2. Description of Related Art
The advancement in complexity of integrated circuit structures has led to the requirement of more layers formed on the silicon substrate surface. The additional layers result in an uneven topography. The uneven topography affects lithographic depth of focus, which negatively impacts the resolution of small image sizes in the photolithographic techniques used in manufacturing integrated circuits.
Planarization processes are used to planarize, or flatten, the topography of the substrate surface. Chemical mechanical polishing (CMP) is a planarization technique that is used to create a flat surface. However, CMP planarization results in oxide dishing in large areas between fine features. Oxide dishing is a problem because it has a negative impact on electrical isolation, etch uniformity in subsequent processing, and pattern definition.
Oxide dishing occurs when local portions of the surface of the structure are polished too much during the CMP step, resulting in depressed areas in the surface. In CMP, a rotating polishing pad polishes the surface of the structure to remove the excess oxide. The areas between features, especially wide features, are prone to oxide dishing because the larger depressed areas are also polished by the rotating polishing pad. FIG. 1 illustrates the problem of oxide dishing in a structure having uneven topography after CMP planarization.

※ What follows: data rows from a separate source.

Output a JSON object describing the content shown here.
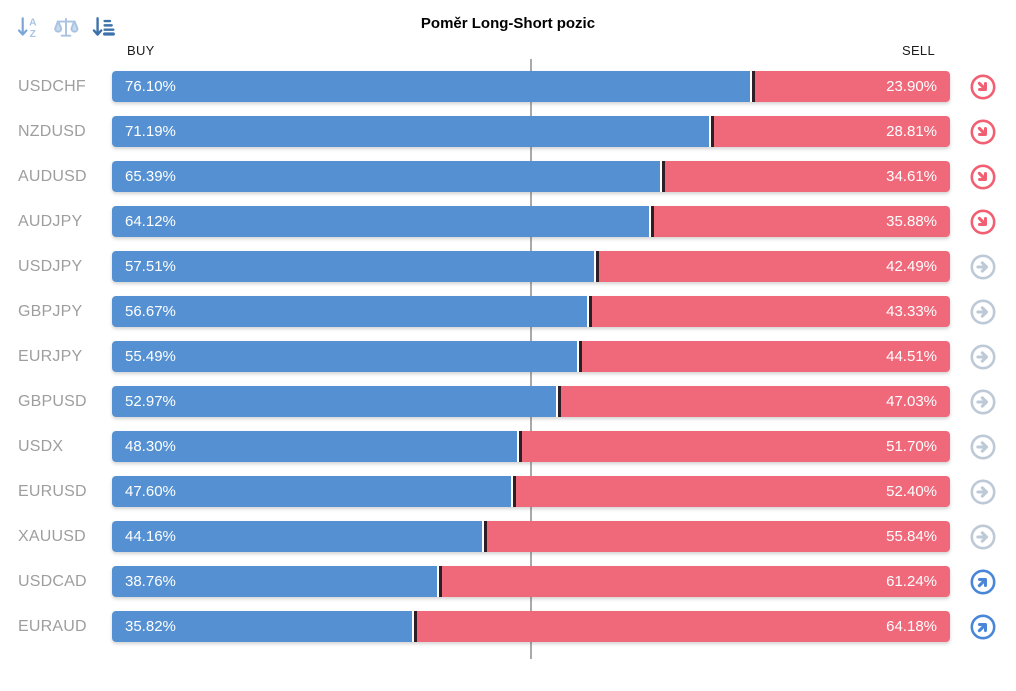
{
  "title": "Poměr Long-Short pozic",
  "axis": {
    "buy": "BUY",
    "sell": "SELL"
  },
  "toolbar": {
    "sort_alpha_icon": "sort-alphabetical",
    "balance_icon": "balance-scale",
    "sort_amount_icon": "sort-amount"
  },
  "colors": {
    "buy_bar": "#5591d2",
    "sell_bar": "#f0697b",
    "bar_divider": "#2e1f27",
    "center_line": "#a9a9a9",
    "pair_label": "#9e9e9e",
    "trend_down": "#f15f72",
    "trend_neutral": "#bdc9d7",
    "trend_up": "#4a86d8",
    "toolbar_inactive": "#a9c4e2",
    "toolbar_active": "#3c71ab"
  },
  "chart_data": {
    "type": "bar",
    "orientation": "horizontal-stacked",
    "title": "Poměr Long-Short pozic",
    "xlim": [
      0,
      100
    ],
    "center_marker": 50,
    "grid": false,
    "categories": [
      "USDCHF",
      "NZDUSD",
      "AUDUSD",
      "AUDJPY",
      "USDJPY",
      "GBPJPY",
      "EURJPY",
      "GBPUSD",
      "USDX",
      "EURUSD",
      "XAUUSD",
      "USDCAD",
      "EURAUD"
    ],
    "series": [
      {
        "name": "BUY",
        "color": "#5591d2",
        "values": [
          76.1,
          71.19,
          65.39,
          64.12,
          57.51,
          56.67,
          55.49,
          52.97,
          48.3,
          47.6,
          44.16,
          38.76,
          35.82
        ],
        "labels": [
          "76.10%",
          "71.19%",
          "65.39%",
          "64.12%",
          "57.51%",
          "56.67%",
          "55.49%",
          "52.97%",
          "48.30%",
          "47.60%",
          "44.16%",
          "38.76%",
          "35.82%"
        ]
      },
      {
        "name": "SELL",
        "color": "#f0697b",
        "values": [
          23.9,
          28.81,
          34.61,
          35.88,
          42.49,
          43.33,
          44.51,
          47.03,
          51.7,
          52.4,
          55.84,
          61.24,
          64.18
        ],
        "labels": [
          "23.90%",
          "28.81%",
          "34.61%",
          "35.88%",
          "42.49%",
          "43.33%",
          "44.51%",
          "47.03%",
          "51.70%",
          "52.40%",
          "55.84%",
          "61.24%",
          "64.18%"
        ]
      }
    ],
    "trend_icons": [
      "down",
      "down",
      "down",
      "down",
      "neutral",
      "neutral",
      "neutral",
      "neutral",
      "neutral",
      "neutral",
      "neutral",
      "up",
      "up"
    ]
  }
}
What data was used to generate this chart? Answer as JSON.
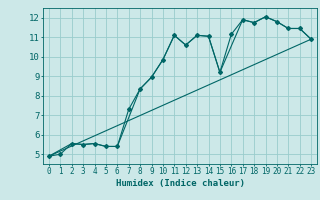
{
  "title": "",
  "xlabel": "Humidex (Indice chaleur)",
  "bg_color": "#cce8e8",
  "grid_color": "#99cccc",
  "line_color": "#006666",
  "xlim": [
    -0.5,
    23.5
  ],
  "ylim": [
    4.5,
    12.5
  ],
  "xticks": [
    0,
    1,
    2,
    3,
    4,
    5,
    6,
    7,
    8,
    9,
    10,
    11,
    12,
    13,
    14,
    15,
    16,
    17,
    18,
    19,
    20,
    21,
    22,
    23
  ],
  "yticks": [
    5,
    6,
    7,
    8,
    9,
    10,
    11,
    12
  ],
  "series1_x": [
    0,
    1,
    2,
    3,
    4,
    5,
    6,
    7,
    8,
    9,
    10,
    11,
    12,
    13,
    14,
    15,
    16,
    17,
    18,
    19,
    20,
    21,
    22,
    23
  ],
  "series1_y": [
    4.9,
    5.0,
    5.55,
    5.5,
    5.55,
    5.4,
    5.4,
    7.3,
    8.35,
    8.95,
    9.85,
    11.1,
    10.6,
    11.1,
    11.05,
    9.2,
    11.15,
    11.9,
    11.75,
    12.05,
    11.8,
    11.45,
    11.45,
    10.9
  ],
  "series2_x": [
    0,
    2,
    3,
    4,
    5,
    6,
    8,
    9,
    10,
    11,
    12,
    13,
    14,
    15,
    17,
    18,
    19,
    20,
    21,
    22,
    23
  ],
  "series2_y": [
    4.9,
    5.55,
    5.5,
    5.55,
    5.4,
    5.4,
    8.35,
    8.95,
    9.85,
    11.1,
    10.6,
    11.1,
    11.05,
    9.2,
    11.9,
    11.75,
    12.05,
    11.8,
    11.45,
    11.45,
    10.9
  ],
  "series3_x": [
    0,
    23
  ],
  "series3_y": [
    4.9,
    10.9
  ]
}
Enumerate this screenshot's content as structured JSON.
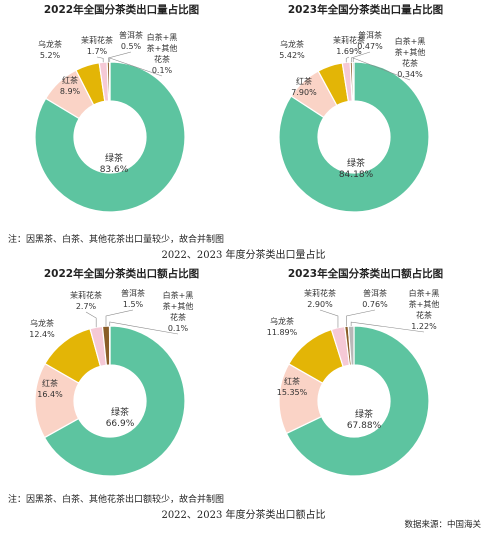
{
  "colors": {
    "绿茶": "#5dc4a0",
    "红茶": "#fad3c6",
    "乌龙茶": "#e3b506",
    "茉莉花茶": "#f5c9d6",
    "普洱茶": "#8a5d28",
    "白茶+黑茶+其他花茶": "#b8b8b8"
  },
  "chart_data": [
    {
      "type": "pie",
      "title": "2022年全国分茶类出口量占比图",
      "categories": [
        "绿茶",
        "红茶",
        "乌龙茶",
        "茉莉花茶",
        "普洱茶",
        "白茶+黑茶+其他花茶"
      ],
      "values": [
        83.6,
        8.9,
        5.2,
        1.7,
        0.5,
        0.1
      ],
      "value_labels": [
        "83.6%",
        "8.9%",
        "5.2%",
        "1.7%",
        "0.5%",
        "0.1%"
      ]
    },
    {
      "type": "pie",
      "title": "2023年全国分茶类出口量占比图",
      "categories": [
        "绿茶",
        "红茶",
        "乌龙茶",
        "茉莉花茶",
        "普洱茶",
        "白茶+黑茶+其他花茶"
      ],
      "values": [
        84.18,
        7.9,
        5.42,
        1.69,
        0.47,
        0.34
      ],
      "value_labels": [
        "84.18%",
        "7.90%",
        "5.42%",
        "1.69%",
        "0.47%",
        "0.34%"
      ]
    },
    {
      "type": "pie",
      "title": "2022年全国分茶类出口额占比图",
      "categories": [
        "绿茶",
        "红茶",
        "乌龙茶",
        "茉莉花茶",
        "普洱茶",
        "白茶+黑茶+其他花茶"
      ],
      "values": [
        66.9,
        16.4,
        12.4,
        2.7,
        1.5,
        0.1
      ],
      "value_labels": [
        "66.9%",
        "16.4%",
        "12.4%",
        "2.7%",
        "1.5%",
        "0.1%"
      ]
    },
    {
      "type": "pie",
      "title": "2023年全国分茶类出口额占比图",
      "categories": [
        "绿茶",
        "红茶",
        "乌龙茶",
        "茉莉花茶",
        "普洱茶",
        "白茶+黑茶+其他花茶"
      ],
      "values": [
        67.88,
        15.35,
        11.89,
        2.9,
        0.76,
        1.22
      ],
      "value_labels": [
        "67.88%",
        "15.35%",
        "11.89%",
        "2.90%",
        "0.76%",
        "1.22%"
      ]
    }
  ],
  "notes": {
    "volume_note": "注：因黑茶、白茶、其他花茶出口量较少，故合并制图",
    "volume_caption": "2022、2023 年度分茶类出口量占比",
    "value_note": "注：因黑茶、白茶、其他花茶出口额较少，故合并制图",
    "value_caption": "2022、2023 年度分茶类出口额占比",
    "source": "数据来源：中国海关"
  }
}
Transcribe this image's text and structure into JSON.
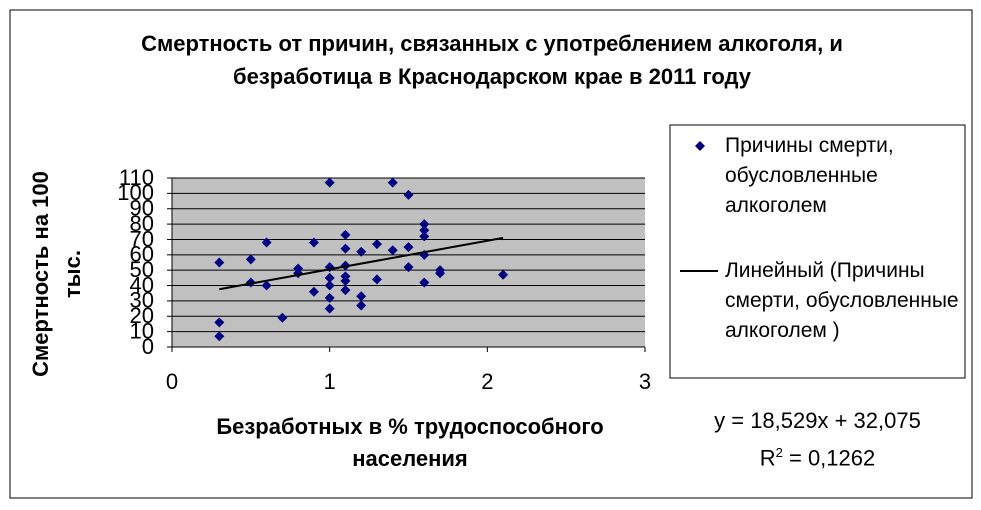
{
  "chart_data": {
    "type": "scatter",
    "title": "Смертность от причин, связанных с употреблением алкоголя, и безработица в Краснодарском крае в 2011 году",
    "x_label": "Безработных в % трудоспособного населения",
    "y_label": "Смертность на 100 тыс.",
    "xlim": [
      0,
      3
    ],
    "xticks": [
      0,
      1,
      2,
      3
    ],
    "ylim": [
      0,
      110
    ],
    "yticks": [
      0,
      10,
      20,
      30,
      40,
      50,
      60,
      70,
      80,
      90,
      100,
      110
    ],
    "grid": true,
    "legend": "right",
    "series": [
      {
        "name": "Причины смерти, обусловленные алкоголем",
        "color": "#000080",
        "marker": "diamond",
        "x": [
          1.0,
          1.4,
          1.5,
          1.6,
          1.6,
          1.6,
          1.1,
          0.6,
          0.9,
          1.3,
          1.4,
          1.5,
          1.1,
          1.2,
          1.6,
          0.5,
          0.3,
          1.0,
          1.1,
          1.5,
          0.8,
          1.7,
          1.7,
          2.1,
          0.8,
          1.1,
          1.1,
          1.0,
          1.3,
          0.5,
          1.6,
          0.6,
          1.0,
          1.1,
          0.9,
          1.2,
          1.2,
          1.0,
          1.0,
          0.7,
          0.3,
          0.3
        ],
        "values": [
          107,
          107,
          99,
          80,
          76,
          72,
          73,
          68,
          68,
          67,
          63,
          65,
          64,
          62,
          60,
          57,
          55,
          52,
          53,
          52,
          51,
          50,
          48,
          47,
          48,
          46,
          43,
          45,
          44,
          42,
          42,
          40,
          40,
          37,
          36,
          33,
          27,
          32,
          25,
          19,
          16,
          7
        ]
      },
      {
        "name": "Линейный (Причины смерти, обусловленные алкоголем )",
        "color": "#000000",
        "marker": "line",
        "x": [
          0.3,
          2.1
        ],
        "values": [
          37.6,
          71.0
        ]
      }
    ],
    "equation": "y = 18,529x + 32,075",
    "r_squared": {
      "prefix": "R",
      "superscript": "2",
      "suffix": " = 0,1262"
    }
  }
}
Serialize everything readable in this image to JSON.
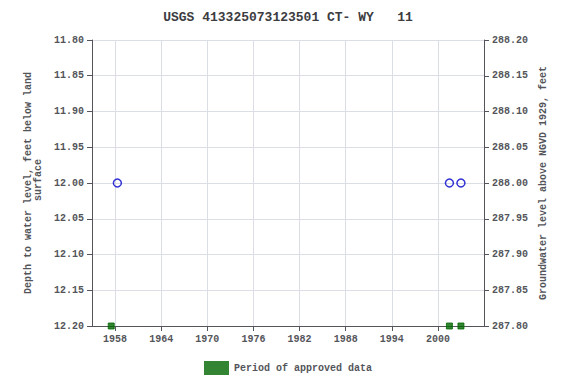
{
  "chart_data": {
    "type": "scatter",
    "title": "USGS 413325073123501 CT- WY   11",
    "ylabel": "Depth to water level, feet below land\n surface",
    "y2label": "Groundwater level above NGVD 1929, feet",
    "xlim": [
      1955,
      2006
    ],
    "xticks": [
      1958,
      1964,
      1970,
      1976,
      1982,
      1988,
      1994,
      2000
    ],
    "ylim": [
      12.2,
      11.8
    ],
    "yticks": [
      {
        "value": 11.8,
        "label": "11.80"
      },
      {
        "value": 11.85,
        "label": "11.85"
      },
      {
        "value": 11.9,
        "label": "11.90"
      },
      {
        "value": 11.95,
        "label": "11.95"
      },
      {
        "value": 12.0,
        "label": "12.00"
      },
      {
        "value": 12.05,
        "label": "12.05"
      },
      {
        "value": 12.1,
        "label": "12.10"
      },
      {
        "value": 12.15,
        "label": "12.15"
      },
      {
        "value": 12.2,
        "label": "12.20"
      }
    ],
    "y2lim": [
      287.8,
      288.2
    ],
    "y2ticks": [
      {
        "value": 288.2,
        "label": "288.20"
      },
      {
        "value": 288.15,
        "label": "288.15"
      },
      {
        "value": 288.1,
        "label": "288.10"
      },
      {
        "value": 288.05,
        "label": "288.05"
      },
      {
        "value": 288.0,
        "label": "288.00"
      },
      {
        "value": 287.95,
        "label": "287.95"
      },
      {
        "value": 287.9,
        "label": "287.90"
      },
      {
        "value": 287.85,
        "label": "287.85"
      },
      {
        "value": 287.8,
        "label": "287.80"
      }
    ],
    "grid": true,
    "legend": "bottom",
    "series": [
      {
        "x": [
          1958.3,
          2001.5,
          2003.0
        ],
        "values": [
          12.0,
          12.0,
          12.0
        ],
        "color": "#0000cc",
        "marker": "open_circle"
      },
      {
        "name": "Period of approved data",
        "x": [
          1957.5,
          2001.5,
          2003.0
        ],
        "values": [
          12.2,
          12.2,
          12.2
        ],
        "color": "#006600",
        "marker": "square"
      }
    ]
  }
}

Shallow trench isolation (STI) is a technique for isolating active devices in high density integrated circuits. Integrated circuit manufacturers have, until recently, avoided STI because STI, when compared with other device isolation processes, is complex. STI requires more process control than the commonly used local oxidation of silicon (LOCOS) isolation. However, with the increasing need for higher device density, STI is becoming more widely utilized since it encroaches less in the active area of the device.
One difficulty in implementing STI has been that, without reactive ion etching (RIE) etch back processing, CMP planarization has been unable to adequately planarize the substrate surface due to the large feature density variations on the device surface which leads to the above-described oxide dishing problem. In the past, RIE etch back was used to generate artificial topography in oxide to form features on the wafer. The RIE etch back adds to the complexity of the STI process because it requires an additional photolithography step to form a resist block as well as the RIE etch back step.
Slurry manufacturers have been trying to eliminate the need for RIE etch back processing by looking for materials that improve the typical 5:1 removal rate selectivity of oxide to nitride to values greater than 20:1 to solve the oxide dishing problem. However, an ideal slurry has not yet been discovered.
The present invention provides a planarization process that is enhanced by an organic material having a high CMP selectivity to silicon dioxide. The high CMP selectivity of the organic material prevents the oxide dishing which normally occurs during chemical mechanical polishing.
In accordance with the invention, silicon dioxide is formed over a structure having uneven topography. A thin layer of organic material is then formed over the silicon dioxide. A patterned masking material is then formed over the organic material and the exposed portions of the organic material are etched, stopping on the oxide. The masking material is patterned such that it masks the areas prone to oxide dishing, thereby leaving the organic material in those areas.
The masking material is then stripped away, leaving exposed surfaces of the organic material and of silicon dioxide. The structure is then polished, utilizing CMP, to planarize the surface. The organic material may then be removed with a highly selective oxygen plasma or is left on the wafer surface as part of the dielectric. Given the thinness of the layer of the organic material, the surface of the structure is still substantially planarized after removal of the organic material. The organic material, being non-etchable by CMP and its high selectivity to silicon dioxide, stops the etching during the polishing step and thereby prevents oxide dishing.
The organic material stops the etching because organics have high selectivity to silicon dioxide because it appears that the organic material cannot be chemically damaged and mechanically removed by the slurry. It appears that organics have almost infinite selectivity to silicon dioxide in silicon dioxide polish slurries. This high selectivity prevents the organic material from being polished by the slurries.
The organic material eliminates the oxide dishing problem that generally occurs during the CMP step in STI planarization. In multilevel metalization processes, the organic material solves the dishing problem as well in large open areas greater than 20 xcexcm between metal features.